Wed, Jul 27, 2011 - Page 8 News List

Policies on tourism are driven only by money

By Philippe Mckay

The recent expansion of the tourism industry after President Ma Ying-jeou (馬英九) swept to power in the wake of pan-green voters staying at home is becoming a canary in the mine shaft scenario.

Earlier this year, protests against hotel developments on Aboriginal land in Taitung came to the public’s attention. The reality of the nation’s tourism policy is revealing itself in areas along the Northeast Coast National Scenic Area that are being expropriated.

Government policies and rules ensuring Aboriginal land rights and the preservation of nature have been revealed to be completely useless and not worth the paper they were written on.

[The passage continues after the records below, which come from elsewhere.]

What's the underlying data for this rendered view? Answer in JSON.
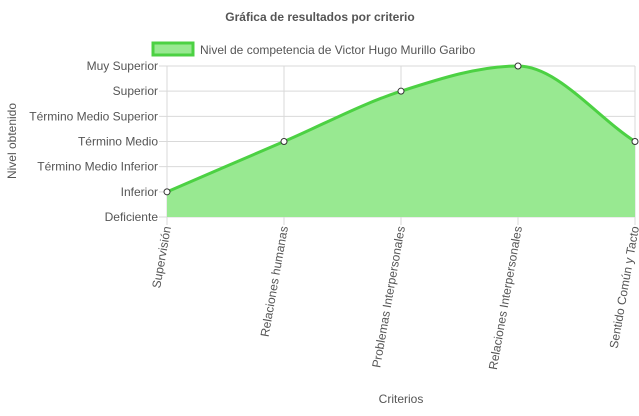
{
  "chart_data": {
    "type": "area",
    "title": "Gráfica de resultados por criterio",
    "xlabel": "Criterios",
    "ylabel": "Nivel obtenido",
    "y_levels": [
      "Deficiente",
      "Inferior",
      "Término Medio Inferior",
      "Término Medio",
      "Término Medio Superior",
      "Superior",
      "Muy Superior"
    ],
    "categories": [
      "Supervisión",
      "Relaciones humanas",
      "Problemas Interpersonales",
      "Relaciones Interpersonales",
      "Sentido Común y Tacto"
    ],
    "series": [
      {
        "name": "Nivel de competencia de Victor Hugo Murillo Garibo",
        "values": [
          "Inferior",
          "Término Medio",
          "Superior",
          "Muy Superior",
          "Término Medio"
        ]
      }
    ],
    "legend_position": "top",
    "grid": true,
    "colors": {
      "fill": "#98e991",
      "line": "#4cd143",
      "grid": "#d9d9d9",
      "text": "#555555"
    }
  }
}
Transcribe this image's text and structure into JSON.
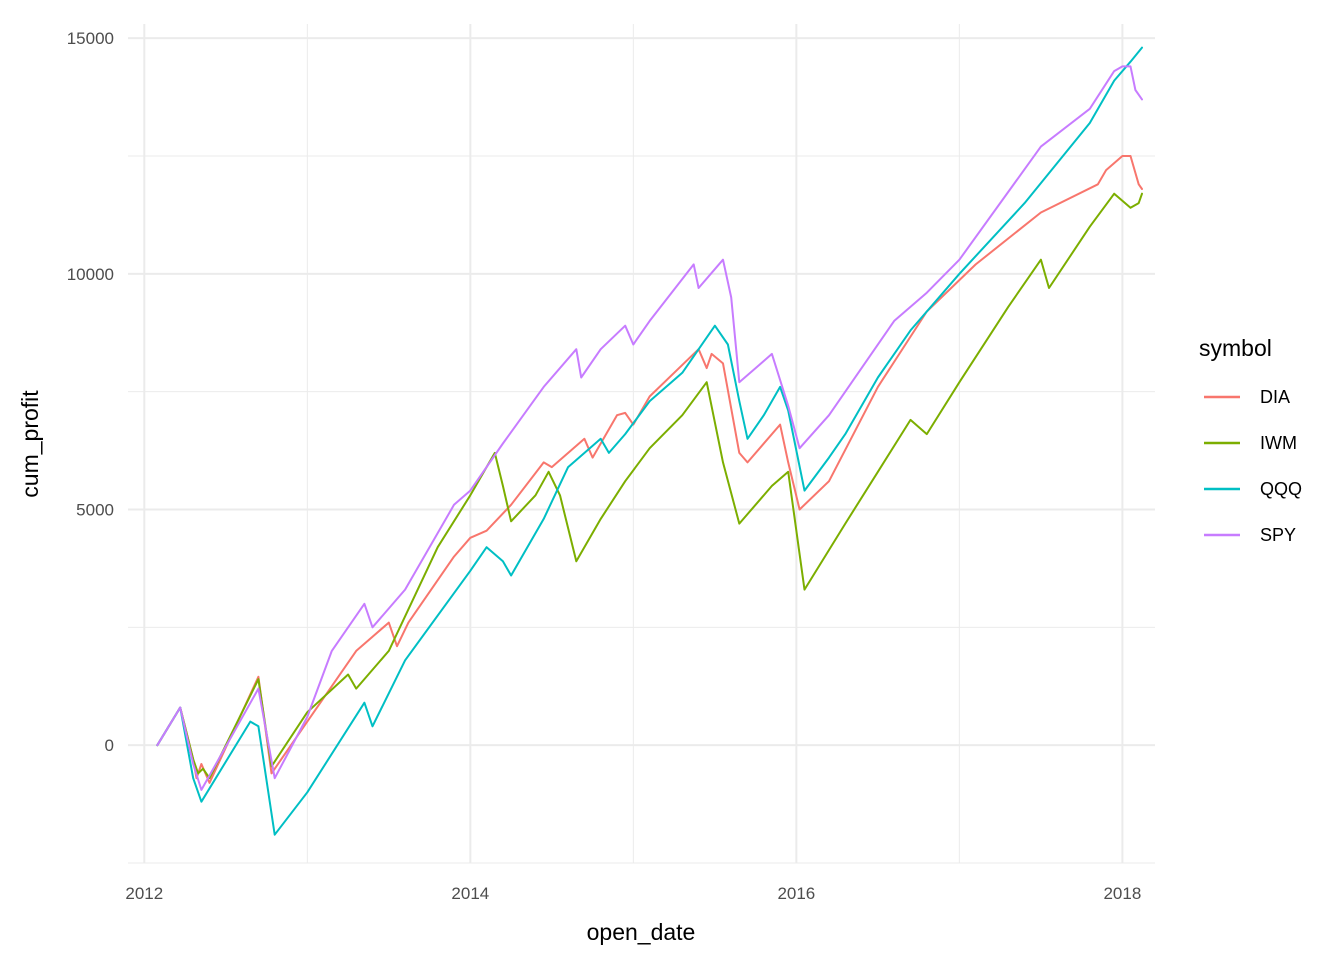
{
  "chart_data": {
    "type": "line",
    "xlabel": "open_date",
    "ylabel": "cum_profit",
    "xlim": [
      2011.9,
      2018.2
    ],
    "ylim": [
      -2500,
      15300
    ],
    "x_ticks": [
      2012,
      2014,
      2016,
      2018
    ],
    "x_tick_labels": [
      "2012",
      "2014",
      "2016",
      "2018"
    ],
    "x_minor_ticks": [
      2013,
      2015,
      2017
    ],
    "y_ticks": [
      0,
      5000,
      10000,
      15000
    ],
    "y_tick_labels": [
      "0",
      "5000",
      "10000",
      "15000"
    ],
    "y_minor_ticks": [
      -2500,
      2500,
      7500,
      12500
    ],
    "grid": true,
    "legend": {
      "title": "symbol",
      "position": "right"
    },
    "series": [
      {
        "name": "DIA",
        "color": "#F8766D",
        "x": [
          2012.08,
          2012.22,
          2012.3,
          2012.32,
          2012.35,
          2012.4,
          2012.7,
          2012.78,
          2013.0,
          2013.3,
          2013.5,
          2013.55,
          2013.62,
          2013.9,
          2014.0,
          2014.1,
          2014.25,
          2014.45,
          2014.5,
          2014.7,
          2014.75,
          2014.9,
          2014.95,
          2015.0,
          2015.1,
          2015.4,
          2015.45,
          2015.48,
          2015.55,
          2015.65,
          2015.7,
          2015.9,
          2015.95,
          2016.02,
          2016.2,
          2016.5,
          2016.8,
          2017.1,
          2017.5,
          2017.85,
          2017.9,
          2018.0,
          2018.05,
          2018.1,
          2018.12
        ],
        "y": [
          0,
          800,
          -300,
          -700,
          -400,
          -800,
          1450,
          -600,
          500,
          2000,
          2600,
          2100,
          2600,
          4000,
          4400,
          4550,
          5100,
          6000,
          5900,
          6500,
          6100,
          7000,
          7050,
          6800,
          7400,
          8400,
          8000,
          8300,
          8100,
          6200,
          6000,
          6800,
          6000,
          5000,
          5600,
          7600,
          9200,
          10200,
          11300,
          11900,
          12200,
          12500,
          12500,
          11900,
          11800
        ]
      },
      {
        "name": "IWM",
        "color": "#7CAE00",
        "x": [
          2012.08,
          2012.22,
          2012.3,
          2012.33,
          2012.36,
          2012.4,
          2012.7,
          2012.78,
          2013.0,
          2013.25,
          2013.3,
          2013.5,
          2013.8,
          2014.0,
          2014.15,
          2014.2,
          2014.25,
          2014.4,
          2014.48,
          2014.55,
          2014.65,
          2014.8,
          2014.95,
          2015.1,
          2015.3,
          2015.45,
          2015.55,
          2015.65,
          2015.85,
          2015.95,
          2016.05,
          2016.3,
          2016.5,
          2016.7,
          2016.8,
          2017.0,
          2017.3,
          2017.5,
          2017.55,
          2017.8,
          2017.95,
          2018.05,
          2018.1,
          2018.12
        ],
        "y": [
          0,
          800,
          -300,
          -600,
          -500,
          -700,
          1400,
          -450,
          700,
          1500,
          1200,
          2000,
          4200,
          5300,
          6200,
          5500,
          4750,
          5300,
          5800,
          5300,
          3900,
          4800,
          5600,
          6300,
          7000,
          7700,
          6000,
          4700,
          5500,
          5800,
          3300,
          4700,
          5800,
          6900,
          6600,
          7700,
          9300,
          10300,
          9700,
          11000,
          11700,
          11400,
          11500,
          11700
        ]
      },
      {
        "name": "QQQ",
        "color": "#00BFC4",
        "x": [
          2012.08,
          2012.22,
          2012.3,
          2012.35,
          2012.65,
          2012.7,
          2012.8,
          2013.0,
          2013.35,
          2013.4,
          2013.6,
          2014.0,
          2014.1,
          2014.2,
          2014.25,
          2014.45,
          2014.6,
          2014.8,
          2014.85,
          2014.95,
          2015.1,
          2015.3,
          2015.5,
          2015.58,
          2015.65,
          2015.7,
          2015.8,
          2015.9,
          2015.95,
          2016.05,
          2016.2,
          2016.3,
          2016.5,
          2016.7,
          2017.0,
          2017.4,
          2017.8,
          2017.95,
          2018.05,
          2018.12
        ],
        "y": [
          0,
          800,
          -700,
          -1200,
          500,
          400,
          -1900,
          -1000,
          900,
          400,
          1800,
          3700,
          4200,
          3900,
          3600,
          4800,
          5900,
          6500,
          6200,
          6600,
          7300,
          7900,
          8900,
          8500,
          7300,
          6500,
          7000,
          7600,
          7100,
          5400,
          6100,
          6600,
          7800,
          8800,
          10000,
          11500,
          13200,
          14100,
          14500,
          14800
        ]
      },
      {
        "name": "SPY",
        "color": "#C77CFF",
        "x": [
          2012.08,
          2012.22,
          2012.3,
          2012.35,
          2012.7,
          2012.8,
          2013.0,
          2013.15,
          2013.35,
          2013.4,
          2013.6,
          2013.9,
          2014.0,
          2014.2,
          2014.45,
          2014.65,
          2014.68,
          2014.8,
          2014.95,
          2015.0,
          2015.1,
          2015.37,
          2015.4,
          2015.55,
          2015.6,
          2015.65,
          2015.75,
          2015.85,
          2015.95,
          2016.02,
          2016.2,
          2016.6,
          2016.8,
          2017.0,
          2017.5,
          2017.8,
          2017.95,
          2018.0,
          2018.05,
          2018.08,
          2018.12
        ],
        "y": [
          0,
          800,
          -400,
          -950,
          1200,
          -700,
          600,
          2000,
          3000,
          2500,
          3300,
          5100,
          5400,
          6400,
          7600,
          8400,
          7800,
          8400,
          8900,
          8500,
          9000,
          10200,
          9700,
          10300,
          9500,
          7700,
          8000,
          8300,
          7200,
          6300,
          7000,
          9000,
          9600,
          10300,
          12700,
          13500,
          14300,
          14400,
          14400,
          13900,
          13700
        ]
      }
    ]
  }
}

The increasing emphasis on tourism reflects the government’s agenda, demonstrating an increased reliance on tourism to maintain economic growth, which in turn achieves political goals.

Government decisionmakers are setting their sights on meeting the needs of the tourism industry, which is increasing the repetition of the mantra that Chinese tourism will be the nation’s savior. However, tourism has negative effects. One needs to only look at Hainan Island in China and Bali in Indonesia, where social ills brought about by the rapid development of the tourism industry are becoming increasingly obvious.

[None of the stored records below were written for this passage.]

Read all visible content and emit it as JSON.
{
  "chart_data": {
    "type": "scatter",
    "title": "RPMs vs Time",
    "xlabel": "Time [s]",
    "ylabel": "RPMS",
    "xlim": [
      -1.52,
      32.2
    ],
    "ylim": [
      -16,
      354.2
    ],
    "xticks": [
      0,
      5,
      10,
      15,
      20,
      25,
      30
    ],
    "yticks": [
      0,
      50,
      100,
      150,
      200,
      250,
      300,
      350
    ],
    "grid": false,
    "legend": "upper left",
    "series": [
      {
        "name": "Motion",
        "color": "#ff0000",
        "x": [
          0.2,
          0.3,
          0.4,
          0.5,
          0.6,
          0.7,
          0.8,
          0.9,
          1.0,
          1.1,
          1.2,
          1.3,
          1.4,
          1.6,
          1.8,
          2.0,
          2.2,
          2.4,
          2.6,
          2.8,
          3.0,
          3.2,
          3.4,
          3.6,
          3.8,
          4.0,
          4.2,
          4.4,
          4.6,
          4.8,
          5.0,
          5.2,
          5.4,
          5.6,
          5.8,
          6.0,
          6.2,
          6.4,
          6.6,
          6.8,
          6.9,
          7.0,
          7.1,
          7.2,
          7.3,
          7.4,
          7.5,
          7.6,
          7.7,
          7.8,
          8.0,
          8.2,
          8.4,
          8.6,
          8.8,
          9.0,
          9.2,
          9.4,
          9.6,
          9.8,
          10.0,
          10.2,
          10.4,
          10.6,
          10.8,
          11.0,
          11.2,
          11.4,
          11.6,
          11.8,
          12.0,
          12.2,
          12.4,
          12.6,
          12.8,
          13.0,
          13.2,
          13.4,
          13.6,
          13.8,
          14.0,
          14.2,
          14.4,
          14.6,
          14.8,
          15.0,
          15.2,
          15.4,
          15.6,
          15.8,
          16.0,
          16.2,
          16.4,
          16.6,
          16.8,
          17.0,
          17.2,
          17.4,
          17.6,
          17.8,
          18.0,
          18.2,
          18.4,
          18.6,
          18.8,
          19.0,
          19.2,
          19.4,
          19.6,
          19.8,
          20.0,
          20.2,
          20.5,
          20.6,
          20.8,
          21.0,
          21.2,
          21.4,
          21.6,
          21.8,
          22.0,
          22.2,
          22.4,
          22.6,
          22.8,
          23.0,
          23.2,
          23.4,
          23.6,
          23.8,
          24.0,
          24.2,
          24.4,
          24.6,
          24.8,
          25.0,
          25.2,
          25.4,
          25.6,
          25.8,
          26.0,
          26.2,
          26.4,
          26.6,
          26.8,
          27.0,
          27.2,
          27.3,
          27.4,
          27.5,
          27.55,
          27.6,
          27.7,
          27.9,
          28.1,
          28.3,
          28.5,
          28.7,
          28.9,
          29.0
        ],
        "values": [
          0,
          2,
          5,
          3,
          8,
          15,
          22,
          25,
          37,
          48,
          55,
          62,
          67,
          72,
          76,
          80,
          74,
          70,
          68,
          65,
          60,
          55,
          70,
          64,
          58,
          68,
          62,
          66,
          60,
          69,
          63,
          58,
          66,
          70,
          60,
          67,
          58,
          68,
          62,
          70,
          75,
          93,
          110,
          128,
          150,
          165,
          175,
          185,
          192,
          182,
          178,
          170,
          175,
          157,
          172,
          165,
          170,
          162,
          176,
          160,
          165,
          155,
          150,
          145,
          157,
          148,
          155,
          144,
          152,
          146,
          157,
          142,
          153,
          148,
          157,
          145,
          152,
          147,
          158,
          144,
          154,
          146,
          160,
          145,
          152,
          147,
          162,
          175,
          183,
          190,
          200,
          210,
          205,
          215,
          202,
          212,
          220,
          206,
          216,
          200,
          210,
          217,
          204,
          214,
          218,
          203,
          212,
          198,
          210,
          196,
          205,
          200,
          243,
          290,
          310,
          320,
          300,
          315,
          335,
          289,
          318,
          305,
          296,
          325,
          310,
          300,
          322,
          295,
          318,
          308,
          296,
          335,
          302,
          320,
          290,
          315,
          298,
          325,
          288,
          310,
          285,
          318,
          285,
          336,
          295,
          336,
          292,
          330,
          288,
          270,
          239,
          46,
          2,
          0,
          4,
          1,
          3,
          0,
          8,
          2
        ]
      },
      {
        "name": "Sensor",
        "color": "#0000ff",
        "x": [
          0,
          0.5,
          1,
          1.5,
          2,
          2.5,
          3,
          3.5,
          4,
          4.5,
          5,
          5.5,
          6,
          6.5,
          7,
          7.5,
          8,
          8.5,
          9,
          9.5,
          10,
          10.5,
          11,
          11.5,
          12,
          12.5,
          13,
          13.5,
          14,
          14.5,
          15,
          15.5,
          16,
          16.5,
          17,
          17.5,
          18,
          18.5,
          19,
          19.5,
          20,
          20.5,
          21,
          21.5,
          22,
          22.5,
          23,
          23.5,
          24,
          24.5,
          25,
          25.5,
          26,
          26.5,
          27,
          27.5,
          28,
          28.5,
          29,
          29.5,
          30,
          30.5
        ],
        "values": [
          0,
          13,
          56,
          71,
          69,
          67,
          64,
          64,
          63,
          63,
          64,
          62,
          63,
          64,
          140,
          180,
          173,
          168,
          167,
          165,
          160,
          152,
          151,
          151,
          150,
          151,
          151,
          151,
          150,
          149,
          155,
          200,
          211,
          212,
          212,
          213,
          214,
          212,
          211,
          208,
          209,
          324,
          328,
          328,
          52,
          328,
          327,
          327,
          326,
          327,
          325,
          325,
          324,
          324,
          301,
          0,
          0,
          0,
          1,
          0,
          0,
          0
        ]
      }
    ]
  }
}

Taipei has traditionally used the rest of the country as its playground and has regularly used its clout as the capital to shape policy to its own agenda. Compounding this is the change of focus of the tourism industry now that its target customer is Chinese.

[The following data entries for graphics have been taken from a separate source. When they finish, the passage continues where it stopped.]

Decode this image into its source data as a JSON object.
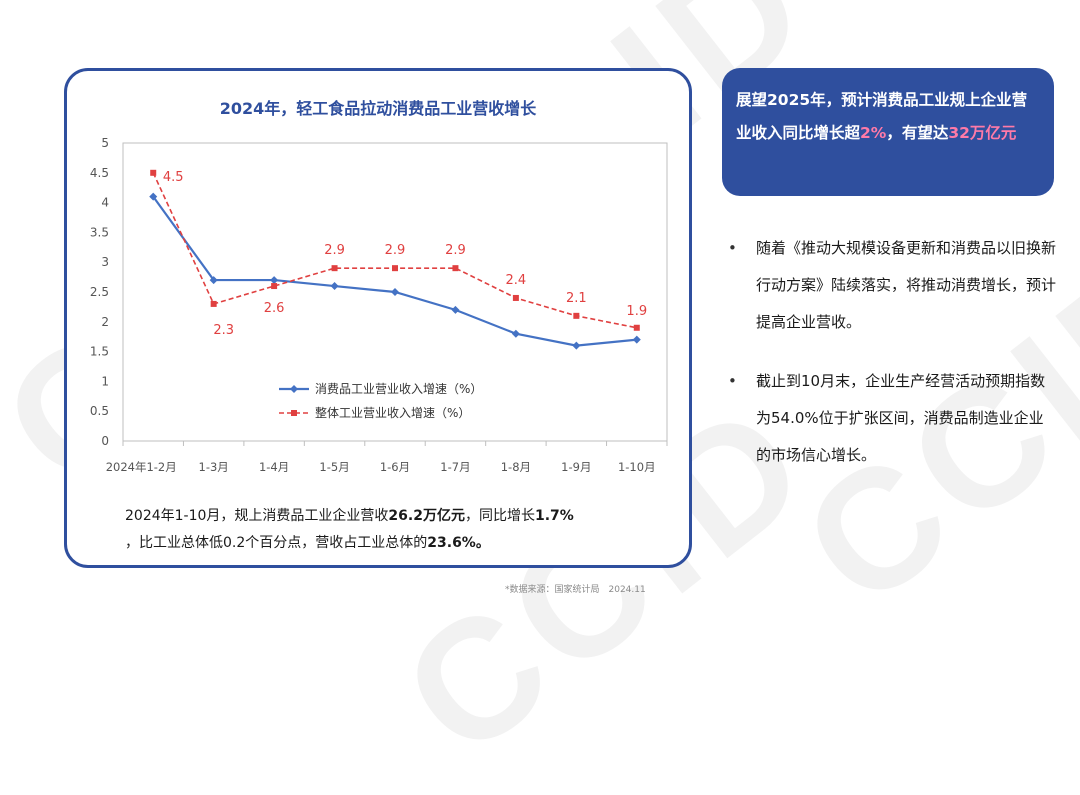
{
  "watermark": "CCID",
  "chart_data": {
    "type": "line",
    "title": "2024年，轻工食品拉动消费品工业营收增长",
    "categories": [
      "2024年1-2月",
      "1-3月",
      "1-4月",
      "1-5月",
      "1-6月",
      "1-7月",
      "1-8月",
      "1-9月",
      "1-10月"
    ],
    "ylim": [
      0,
      5
    ],
    "yticks": [
      "0",
      "0.5",
      "1",
      "1.5",
      "2",
      "2.5",
      "3",
      "3.5",
      "4",
      "4.5",
      "5"
    ],
    "legend_position": "center-left",
    "grid": false,
    "series": [
      {
        "name": "消费品工业营业收入增速（%）",
        "values": [
          4.1,
          2.7,
          2.7,
          2.6,
          2.5,
          2.2,
          1.8,
          1.6,
          1.7
        ],
        "color": "#4472c4",
        "style": "solid",
        "labels": []
      },
      {
        "name": "整体工业营业收入增速（%）",
        "values": [
          4.5,
          2.3,
          2.6,
          2.9,
          2.9,
          2.9,
          2.4,
          2.1,
          1.9
        ],
        "color": "#e04040",
        "style": "dashed",
        "labels": [
          "4.5",
          "2.3",
          "2.6",
          "2.9",
          "2.9",
          "2.9",
          "2.4",
          "2.1",
          "1.9"
        ]
      }
    ]
  },
  "summary": {
    "p1": "2024年1-10月，规上消费品工业企业营收",
    "b1": "26.2万亿元",
    "p2": "，同比增长",
    "b2": "1.7%",
    "p3": "，比工业总体低0.2个百分点，营收占工业总体的",
    "b3": "23.6%。"
  },
  "source": "*数据来源：国家统计局　2024.11",
  "callout": {
    "t1": "展望2025年，预计消费品工业规上企业营业收入同比增长超",
    "h1": "2%",
    "t2": "，有望达",
    "h2": "32万亿元"
  },
  "bullets": [
    "随着《推动大规模设备更新和消费品以旧换新行动方案》陆续落实，将推动消费增长，预计提高企业营收。",
    "截止到10月末，企业生产经营活动预期指数为54.0%位于扩张区间，消费品制造业企业的市场信心增长。"
  ],
  "bullet_marker": "•",
  "colors": {
    "brand": "#2f4f9e",
    "highlight": "#ff7aa8"
  }
}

The nation’s tourism policy is purely about monetary objectives. The idea of developing better relations with China through tourism is unrealistic.

Furthermore, the development of tourism in Taiwan has done little to help Aborigines. A quick look at the history of domestic tourism and how the tourism industry’s previous attempts at development with respect to Aboriginal communities reveals much.

The Aboriginal “parks” constructed to “exhibit” Aboriginal culture to Taiwanese visitors during the past 20 or so years have done little to help these communities. The reality is that the country’s tourism policy has done more to expropriate the cultural features of Aboriginal identity by forcing it to conform, as a product, to its consumers’ expectations rather than ensuring the survival and vivacity of these dynamic cultures.

Policies that protect the environmental, cultural and public good do not really exist in Taiwan. Only legislation that expands the material interests of bureaucrats, politicians and an exclusive group of private interests exists.

The reality of what is happening on the east coast, in regards to policy, is that there will be an increase in political and administrative corruption cases as funds flow in and fatten the pockets of a select few. Legislation for the good of all Taiwanese is now being swept aside as cross-strait “relations” are developing “positively.”

This is not a good sign for Taiwanese society. It definitely makes it hard for the canary.

Philippe McKay is a graduate student at National Sun Yat-sen University.